Press "Enter" to skip to content

Opinion: Conservatives should support Prop D for Missouri roads

By Senate Pro Tem Ron Richard

I am writing to explain why conservatives should support Proposition D on Missouri’s November 6 general election ballot. I write as a committed fiscal conservative, one who has worked for years in Jefferson City to cut government waste, hold state agencies to account and oppose tax increases. But I support the gradual 2.5 cents per gallon state motor fuels tax increase in Prop D. Here are my reasons:

1)   Over its four-year phase-in and when fully implemented, the extra 10 cents per gallon will fix our roads and bridges, create jobs and pump hundreds of millions of dollars into our local communities for roads and bridges. That new money will allow Missouri to move to the head of the line to return federal tax money we have already paid to Washington, to fix our roads and bridges back home. If we don’t provide the matching money, other states will do so and receive our money. I’m for Missourians’ money coming back to fix Missouri roads and bridges.

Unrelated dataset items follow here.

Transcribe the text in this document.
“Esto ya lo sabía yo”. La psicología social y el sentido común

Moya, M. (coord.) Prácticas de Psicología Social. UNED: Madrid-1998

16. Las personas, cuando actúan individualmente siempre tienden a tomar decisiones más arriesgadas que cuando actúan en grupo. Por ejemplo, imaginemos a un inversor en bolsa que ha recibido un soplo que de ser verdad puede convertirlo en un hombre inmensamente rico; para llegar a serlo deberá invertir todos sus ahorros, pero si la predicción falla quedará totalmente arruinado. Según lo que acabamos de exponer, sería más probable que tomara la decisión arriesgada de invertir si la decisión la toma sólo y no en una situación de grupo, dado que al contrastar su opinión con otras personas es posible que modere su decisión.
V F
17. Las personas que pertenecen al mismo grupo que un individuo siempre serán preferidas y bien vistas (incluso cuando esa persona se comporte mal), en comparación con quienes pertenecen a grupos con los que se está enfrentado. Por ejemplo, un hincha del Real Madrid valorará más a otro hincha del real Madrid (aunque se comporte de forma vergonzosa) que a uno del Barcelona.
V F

2)   Prop D is a user tax on those who buy fuel to use the roads, not a general sales tax increase. True conservatives prefer targeted user taxes to broad tax hikes. In the case of Prop D, for example, senior citizens who don’t drive won’t pay at the pump. Those who cause wear on our roads will pay.

3)   Our state motor fuels user tax is required by the Missouri Constitution to go into the State Road Fund. The Constitution only allows the State Road Fund to be used for two things – road work by the Missouri Department of Transportation and our cities and counties, and the specific cost of road law enforcement by the Missouri State Highway Patrol. That’s it – unlike general revenues, nobody can mess with this money. It goes where it is promised to go:  roads, streets, bridges, and enforcement of safe road laws.

4)   Missouri hasn’t raised our state motor fuels user tax since 1996. Inflation has eaten away at that basic 17 cents tax, which only has 7 cents of purchasing power today. While steel, concrete, and asphalt have doubled and tripled in cost over the last 22 years, the state motor fuels user tax has lost 60 percent of its value. Any true fiscal conservative knows you cannot stay in business for long with that scenario. MoDOT has slashed its overhead spending, laid off employees, shut down offices and reallocated its dollars to roads and bridges. As one who is suspicious of government, I am convinced MoDOT has its house in order and its leadership is committed to prudent stewardship of this constitutionally protected, regularly audited road and bridge money.

5)   There is no more basic function of government than taking care of our roads, streets, and bridges. There aren’t Republican roads or Democrat roads, just Missouri roads that we all rely on to get to work and to allow safe, efficient travel for school buses, fire trucks, ambulances, police and shipping goods. This is why leading Missouri conservatives, including Governor Mike Parson, Lt. Governor Mike Kehoe and U.S. Senator Roy Blunt have publicly strongly endorsed Prop D.

6)   In addition to being the only Missourian to serve as both Senate President Pro Tem and House Speaker, I am proud to have served as Joplin’s mayor. So I understand what Prop D’s major 66 percent boost in state funding for our counties and cities will mean to local streets, road and bridge priorities set by local leaders to address local priorities. For Newton and Jasper counties and the cities within the counties, it means about $2.4 million in new road and bridge funding, every year, when Prop D is fully phased in.

My conservative friends know the old country saying: “You can’t eat your seed corn.” That means it’s penny-wise and pound-foolish not to protect and take care of your basics, and there is no better example of the basics than roads and bridges.

That is why this conservative is for Prop D, and why every conservative should vote YES on Prop D.